Some Thoughts on Reading

by Krishna on May 29, 2007

Having spent much of the long weekend sick at home reading, here are some of my random thoughts about reading in general and books in particular:

  1. It is impossible to read all books. This is so plainly obvious, but difficult to follow especially when you see a new book with a great design on a glossy cover. To avoid wasting time on rubbish books, use lists of great or bestselling books compiled by good sources. Some examples: Recommended Reading by Jeff Atwood of Coding Horror, Book Reviews by Joel Spolsky of Joel on Software, Personal MBA books by Josh Kaufman, etc. Use Amazon reviews to see if a book is worth reading. I have also created quick 1-minute reviews of books I read on business management and technology.
  2. Reading a book at one stretch is a joy to treasure, but such opportunities come rarely. Learn to read books like articles, i.e., chapter by chapter. This way, you can break off, do something else, come back and continue with the book. If chapters in the book are too large, read section by section.
  3. The greatest respect you can give to a book is to ruin it by constant use. A book that is clean with straight pages is useless because its knowledge is locked inside. If you own the book, dog-ear important pages. Use a marker or tape to highlight good sections. Let it get crumpled or rain-drenched because you keep carrying it around. If you are done with the book, give it away to your local library or to a friend who will value the knowledge.
  4. Talking of dog ears, I dog-ear the bottom corner of a page to note important sections while the top corner only has one dog-ear to keep track of the last page I read. Bookmarks would have been better, but they keep falling out and I keep losing them. But I digress.
  5. Don’t make notes from the book unless you plan to use them very soon, send them to someone or use them as a reference for another book. If that is not the case, those notes will become shelf-ware, never to be seen again. Why waste the time? Read the book, enjoy and remember what you can. Besides, if the book is really good, you can always find another copy in the local bookstore or the library.
  6. Read multiple books at the same time. Huh? Well, not exactly simultaneously. But keep different books at different spots in your home. When you are in that spot, read a few pages. It is amazing how many books you can get through by this technique.
  7. Books can be fun. Books can be informative. Great books are both — they provide knowledge and you really enjoying reading them. However, if you are reading to gain knowledge, don’t assume all reading is fun. Sometimes, there are a few boring tomes on a subject, including the authoritative ones, and you have to be ready to wade through them to understand the information.
  8. Many great books are freely available on the Internet. No, not pirate downloading sites, but sites like Gutenberg and Librivox. And of course, some of the most superb writing in recent years is not available in a book, only on websites and blogs. Examples: Steve Yegge and Paul Graham.
  9. The more I read, the more I realize how little I know. Reading great writers is a humbling experience. It also makes you thirsty for more great writing. Unfortunately, there is only so much time. If you have children, the greatest gift you can give them is to make them interested in reading at an early age. That way, they have a lifetime of book reading to savor.
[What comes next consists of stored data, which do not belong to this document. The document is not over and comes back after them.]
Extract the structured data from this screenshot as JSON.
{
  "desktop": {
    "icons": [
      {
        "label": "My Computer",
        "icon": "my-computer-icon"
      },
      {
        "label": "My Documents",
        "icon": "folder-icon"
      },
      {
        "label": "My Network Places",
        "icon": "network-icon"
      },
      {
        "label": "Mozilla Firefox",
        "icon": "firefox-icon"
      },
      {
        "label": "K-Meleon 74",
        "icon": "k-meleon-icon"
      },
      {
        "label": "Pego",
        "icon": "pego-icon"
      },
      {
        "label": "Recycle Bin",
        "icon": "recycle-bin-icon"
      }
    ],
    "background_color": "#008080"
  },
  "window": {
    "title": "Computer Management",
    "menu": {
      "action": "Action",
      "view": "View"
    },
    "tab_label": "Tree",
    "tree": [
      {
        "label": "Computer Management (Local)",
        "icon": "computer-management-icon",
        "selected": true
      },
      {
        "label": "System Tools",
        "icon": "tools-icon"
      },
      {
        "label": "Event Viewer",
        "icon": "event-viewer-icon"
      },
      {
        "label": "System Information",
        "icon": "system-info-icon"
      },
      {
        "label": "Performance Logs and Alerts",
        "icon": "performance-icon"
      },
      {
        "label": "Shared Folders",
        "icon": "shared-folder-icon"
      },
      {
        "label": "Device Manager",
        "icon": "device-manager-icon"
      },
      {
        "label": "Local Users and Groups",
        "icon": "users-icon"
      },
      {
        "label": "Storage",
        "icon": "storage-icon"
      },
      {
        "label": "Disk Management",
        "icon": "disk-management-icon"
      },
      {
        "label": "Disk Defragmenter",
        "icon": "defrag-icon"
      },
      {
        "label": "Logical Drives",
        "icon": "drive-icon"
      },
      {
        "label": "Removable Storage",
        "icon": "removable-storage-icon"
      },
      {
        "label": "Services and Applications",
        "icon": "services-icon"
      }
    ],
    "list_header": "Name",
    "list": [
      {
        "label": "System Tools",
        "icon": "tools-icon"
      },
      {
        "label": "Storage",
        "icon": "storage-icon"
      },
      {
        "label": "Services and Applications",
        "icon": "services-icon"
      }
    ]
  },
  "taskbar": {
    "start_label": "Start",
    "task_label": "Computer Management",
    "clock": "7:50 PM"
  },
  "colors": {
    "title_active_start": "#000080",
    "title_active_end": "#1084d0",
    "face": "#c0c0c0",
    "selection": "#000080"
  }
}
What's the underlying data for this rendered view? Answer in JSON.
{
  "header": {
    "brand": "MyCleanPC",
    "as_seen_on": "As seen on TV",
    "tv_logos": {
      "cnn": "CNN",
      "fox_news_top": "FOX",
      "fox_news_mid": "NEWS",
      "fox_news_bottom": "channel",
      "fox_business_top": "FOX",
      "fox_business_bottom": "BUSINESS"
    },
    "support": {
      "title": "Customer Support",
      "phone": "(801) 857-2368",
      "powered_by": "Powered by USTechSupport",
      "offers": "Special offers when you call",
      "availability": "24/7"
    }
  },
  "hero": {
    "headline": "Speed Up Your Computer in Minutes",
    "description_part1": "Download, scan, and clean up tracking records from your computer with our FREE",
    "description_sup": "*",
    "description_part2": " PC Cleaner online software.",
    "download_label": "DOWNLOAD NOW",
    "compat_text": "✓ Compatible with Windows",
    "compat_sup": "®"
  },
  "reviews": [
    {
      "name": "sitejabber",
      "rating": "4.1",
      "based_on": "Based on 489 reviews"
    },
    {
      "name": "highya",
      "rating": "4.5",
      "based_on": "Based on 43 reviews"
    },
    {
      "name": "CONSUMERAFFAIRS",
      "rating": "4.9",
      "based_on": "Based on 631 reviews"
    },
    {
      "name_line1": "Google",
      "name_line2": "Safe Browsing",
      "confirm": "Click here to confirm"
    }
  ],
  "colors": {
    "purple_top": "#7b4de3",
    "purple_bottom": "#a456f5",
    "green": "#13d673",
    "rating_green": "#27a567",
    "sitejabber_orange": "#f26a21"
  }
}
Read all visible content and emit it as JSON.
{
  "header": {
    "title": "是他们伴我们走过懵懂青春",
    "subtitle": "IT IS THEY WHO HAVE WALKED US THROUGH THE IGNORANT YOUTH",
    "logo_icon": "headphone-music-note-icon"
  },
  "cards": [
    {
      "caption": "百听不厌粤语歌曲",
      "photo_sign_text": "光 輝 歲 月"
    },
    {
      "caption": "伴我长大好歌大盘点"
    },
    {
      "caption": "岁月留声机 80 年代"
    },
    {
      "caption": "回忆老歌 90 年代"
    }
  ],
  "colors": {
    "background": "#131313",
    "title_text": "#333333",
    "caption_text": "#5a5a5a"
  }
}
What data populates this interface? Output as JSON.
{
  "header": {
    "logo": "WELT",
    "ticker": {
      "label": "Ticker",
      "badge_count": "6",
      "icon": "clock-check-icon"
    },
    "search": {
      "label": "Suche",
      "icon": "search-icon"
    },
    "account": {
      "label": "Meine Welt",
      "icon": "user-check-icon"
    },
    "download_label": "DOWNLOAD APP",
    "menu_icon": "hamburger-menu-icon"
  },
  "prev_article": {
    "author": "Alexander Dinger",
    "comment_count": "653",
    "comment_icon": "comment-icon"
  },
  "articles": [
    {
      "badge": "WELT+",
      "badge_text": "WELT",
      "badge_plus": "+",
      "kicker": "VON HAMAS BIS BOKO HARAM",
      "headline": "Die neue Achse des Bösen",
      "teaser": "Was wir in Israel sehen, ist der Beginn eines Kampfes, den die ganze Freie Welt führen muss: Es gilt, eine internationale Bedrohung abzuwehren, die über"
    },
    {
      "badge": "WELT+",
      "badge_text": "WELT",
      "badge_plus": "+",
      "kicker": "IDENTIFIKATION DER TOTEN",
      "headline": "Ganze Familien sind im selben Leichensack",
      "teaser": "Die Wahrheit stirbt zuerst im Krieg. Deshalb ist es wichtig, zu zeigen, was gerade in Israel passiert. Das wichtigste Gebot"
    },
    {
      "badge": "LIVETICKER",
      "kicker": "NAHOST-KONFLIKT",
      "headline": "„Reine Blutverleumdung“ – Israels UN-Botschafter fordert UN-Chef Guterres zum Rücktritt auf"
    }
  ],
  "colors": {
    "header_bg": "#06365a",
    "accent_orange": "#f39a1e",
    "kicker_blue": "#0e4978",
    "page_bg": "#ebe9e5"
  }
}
deepdowne May 30, 2007 at 8:14 am

interesting observations! agree with most of what you said.

Krishna May 30, 2007 at 8:52 am

Thanks for the comments, deepdowne

Vipins May 31, 2007 at 12:26 pm

Dear Krish

Nice one Krish. Now a days I'm not reading much. I need to start again. So you spent the long week end reading books. I heard recently in CNBC that "The Secret" is a nice book. Did you read that book?


Krish May 31, 2007 at 1:18 pm

Thanks, Vipins. I haven't yet read "The Secret". Will try to get a copy sometime.